Retour à l'anormal : le monde du travail d'après… est aussi risqué

Retour à l'anormal : le monde du travail d'après… est aussi risqué

S’il est une vérité partagée : confiner n’est pas de tout repos… mais déconfiner ne l’est pas plus… Le “monde d’hier” n’est toujours pas d’actualité et “la normalité” dans le contexte présent s’écrit plutôt tout attaché. 

Le monde du travail a été mis à rude épreuve ces derniers mois et les collaborateurs exposés à de multiples difficultés professionnelles : le télétravail à plein temps a été épuisant, le co-télétravail une source de tension ; la solitude au long cours du télétravailleur isolé, un véritable risque ; intervenir sur site en insécurité sanitaire, une épreuve ; être placé en activité partielle, une menace sur l’avenir… 

Aussi, le déconfinement a-t-il rendu plus tangibles et légitimes les aspirations à la reprise de l’activité, le souhait de renouer avec un contexte normalisé et, pour les plus ambitieux, les espoirs d’une réinvention de l’entreprise (62 % des dirigeants souhaiteraient changer le modèle de leur entreprise par exemple, selon une étude de Rh-Info).

Pourtant, la reprise d’activité en phase de déconfinement a plutôt été synonyme de “retour à l’anormal”, si l’on nous autorise ce jeu de mots. Au-delà des plans de reprise et leurs contraintes sanitaires qui introduisent une vraie complexité et menacent, entre autres raisons, les Ressources humaines d’épuisement (cf. “Pour les DRH, la crise ne fait que commencer”, Le Monde, 13 mai 2020), “l’anormal” que nous évoquons ici est plus insidieux et pourrait être masqué par l’“euphorie du retour au bureau” : les organisations courent le risque d’une forme de crise post-traumatique et d’une fragmentation de leur collectif de travail.

Organisations, le risque post-traumatique

Les conséquences post-traumatiques des expériences de confinement sur les individus sont bien documentées dans la littérature scientifique (Conséquences psychopathologiques du confinement”, L’Encéphale, 2020).

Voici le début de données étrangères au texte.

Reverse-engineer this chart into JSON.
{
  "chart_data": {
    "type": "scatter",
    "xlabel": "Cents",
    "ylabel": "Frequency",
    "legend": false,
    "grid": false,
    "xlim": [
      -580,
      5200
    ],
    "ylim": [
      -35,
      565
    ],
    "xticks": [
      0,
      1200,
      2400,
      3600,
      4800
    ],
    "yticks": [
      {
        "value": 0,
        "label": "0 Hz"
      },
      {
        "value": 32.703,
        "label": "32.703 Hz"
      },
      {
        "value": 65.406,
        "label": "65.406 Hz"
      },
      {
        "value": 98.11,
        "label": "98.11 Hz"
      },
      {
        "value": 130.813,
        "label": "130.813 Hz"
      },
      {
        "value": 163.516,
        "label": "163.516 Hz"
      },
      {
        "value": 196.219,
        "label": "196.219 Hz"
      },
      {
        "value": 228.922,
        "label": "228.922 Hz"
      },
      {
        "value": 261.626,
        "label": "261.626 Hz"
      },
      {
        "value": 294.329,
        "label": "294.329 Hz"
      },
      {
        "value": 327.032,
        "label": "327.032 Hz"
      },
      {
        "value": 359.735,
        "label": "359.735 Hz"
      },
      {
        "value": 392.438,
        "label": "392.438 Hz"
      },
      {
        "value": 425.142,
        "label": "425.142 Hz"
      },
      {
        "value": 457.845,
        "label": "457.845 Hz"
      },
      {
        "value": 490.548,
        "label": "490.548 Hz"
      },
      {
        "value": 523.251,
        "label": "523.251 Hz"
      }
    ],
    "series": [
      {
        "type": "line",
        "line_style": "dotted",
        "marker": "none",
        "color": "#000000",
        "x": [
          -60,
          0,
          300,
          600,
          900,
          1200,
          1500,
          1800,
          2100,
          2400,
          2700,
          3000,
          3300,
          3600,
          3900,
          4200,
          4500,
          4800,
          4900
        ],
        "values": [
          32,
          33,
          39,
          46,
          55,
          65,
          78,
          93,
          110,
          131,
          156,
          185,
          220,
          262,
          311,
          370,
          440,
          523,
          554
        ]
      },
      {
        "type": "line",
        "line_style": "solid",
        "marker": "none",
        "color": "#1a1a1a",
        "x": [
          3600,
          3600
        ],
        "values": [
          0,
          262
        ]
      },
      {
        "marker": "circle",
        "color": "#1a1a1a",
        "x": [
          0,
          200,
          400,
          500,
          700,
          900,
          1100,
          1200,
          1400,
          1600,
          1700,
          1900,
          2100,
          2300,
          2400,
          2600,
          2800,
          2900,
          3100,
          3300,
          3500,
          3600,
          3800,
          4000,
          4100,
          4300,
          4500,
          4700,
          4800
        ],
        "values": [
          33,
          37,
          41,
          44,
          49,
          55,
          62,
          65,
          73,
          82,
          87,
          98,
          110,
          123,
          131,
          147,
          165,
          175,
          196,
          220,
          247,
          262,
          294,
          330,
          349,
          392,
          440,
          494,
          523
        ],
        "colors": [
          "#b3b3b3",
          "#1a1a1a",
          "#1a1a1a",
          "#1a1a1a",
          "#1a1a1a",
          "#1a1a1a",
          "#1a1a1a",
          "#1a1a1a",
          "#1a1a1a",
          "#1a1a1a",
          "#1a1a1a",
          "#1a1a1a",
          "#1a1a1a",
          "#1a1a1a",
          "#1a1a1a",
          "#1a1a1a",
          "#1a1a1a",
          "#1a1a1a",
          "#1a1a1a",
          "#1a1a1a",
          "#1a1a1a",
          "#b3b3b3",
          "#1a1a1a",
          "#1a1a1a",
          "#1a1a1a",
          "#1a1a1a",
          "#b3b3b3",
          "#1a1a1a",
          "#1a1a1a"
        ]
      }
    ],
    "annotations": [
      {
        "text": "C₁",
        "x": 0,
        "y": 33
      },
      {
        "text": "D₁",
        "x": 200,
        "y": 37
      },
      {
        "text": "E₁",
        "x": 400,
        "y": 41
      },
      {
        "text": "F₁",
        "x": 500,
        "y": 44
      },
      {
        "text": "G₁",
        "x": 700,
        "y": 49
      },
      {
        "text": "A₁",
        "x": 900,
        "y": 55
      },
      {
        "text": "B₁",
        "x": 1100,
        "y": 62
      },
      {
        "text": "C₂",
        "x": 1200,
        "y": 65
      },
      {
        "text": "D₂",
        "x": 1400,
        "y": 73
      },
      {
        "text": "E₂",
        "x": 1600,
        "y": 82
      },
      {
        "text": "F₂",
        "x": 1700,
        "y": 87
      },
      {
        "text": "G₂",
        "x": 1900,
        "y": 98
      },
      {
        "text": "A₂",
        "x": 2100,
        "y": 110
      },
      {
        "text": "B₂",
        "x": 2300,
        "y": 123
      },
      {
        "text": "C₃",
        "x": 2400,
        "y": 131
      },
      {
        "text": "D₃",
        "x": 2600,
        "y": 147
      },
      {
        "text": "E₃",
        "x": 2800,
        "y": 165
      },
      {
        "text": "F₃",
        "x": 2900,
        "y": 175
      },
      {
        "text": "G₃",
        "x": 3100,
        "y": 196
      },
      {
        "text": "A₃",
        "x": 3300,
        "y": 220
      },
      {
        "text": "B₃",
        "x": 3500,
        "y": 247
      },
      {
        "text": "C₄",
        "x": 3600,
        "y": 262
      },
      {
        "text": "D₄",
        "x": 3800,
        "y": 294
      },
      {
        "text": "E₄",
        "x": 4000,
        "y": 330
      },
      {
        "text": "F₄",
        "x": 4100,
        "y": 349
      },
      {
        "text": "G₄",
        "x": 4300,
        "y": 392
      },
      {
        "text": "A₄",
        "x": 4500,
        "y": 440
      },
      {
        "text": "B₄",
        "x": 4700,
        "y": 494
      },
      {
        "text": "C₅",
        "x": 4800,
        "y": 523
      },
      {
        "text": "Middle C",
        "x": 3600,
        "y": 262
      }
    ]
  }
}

Mais qu’en est-il de l’état post-traumatique des organisations ?

Cette question n’est selon nous en rien rhétorique ou catastrophiste dans la mesure où aucune entreprise ne sortira indemne de plusieurs mois de crise sanitaire… suivis de plusieurs mois de reprise au ralenti… suivis d’une crise sociale et économique d’une ampleur encore inconnue qu’annoncent les plans de licenciement qui égrènent depuis peu les pages économiques de nos medias.

Le basculement de pan entier du personnel en télétravail à plein temps et de personnels restés sur site ou sur le terrain en contexte d’insécurité sanitaire rebat les cartes du rapport des collaborateurs à leur entreprise. Toutes nos enquêtes montrent une extrême sensibilité des salariés à la façon dont leur entreprise a communiqué, à la façon dont elle prit soin d’eux, à la façon dont le travail managérial a été ajusté…

L’entreprise ne connait aucune extra-territorialité sociétale : ce qui se passe hors d’elle l’impacte directement, ce qu’elle impulse en interne conditionne la perception des événements qui lui sont externes. Le traumatisme sociétal (en raison de la surmortalité, de la privation des libertés individuelles, de l’inquiétude collective…) se joue aussi à la hauteur des organisations (risque de perte d’emploi, surmenage, surcharge et épuisement, interrogation sur les capacités de rebond…).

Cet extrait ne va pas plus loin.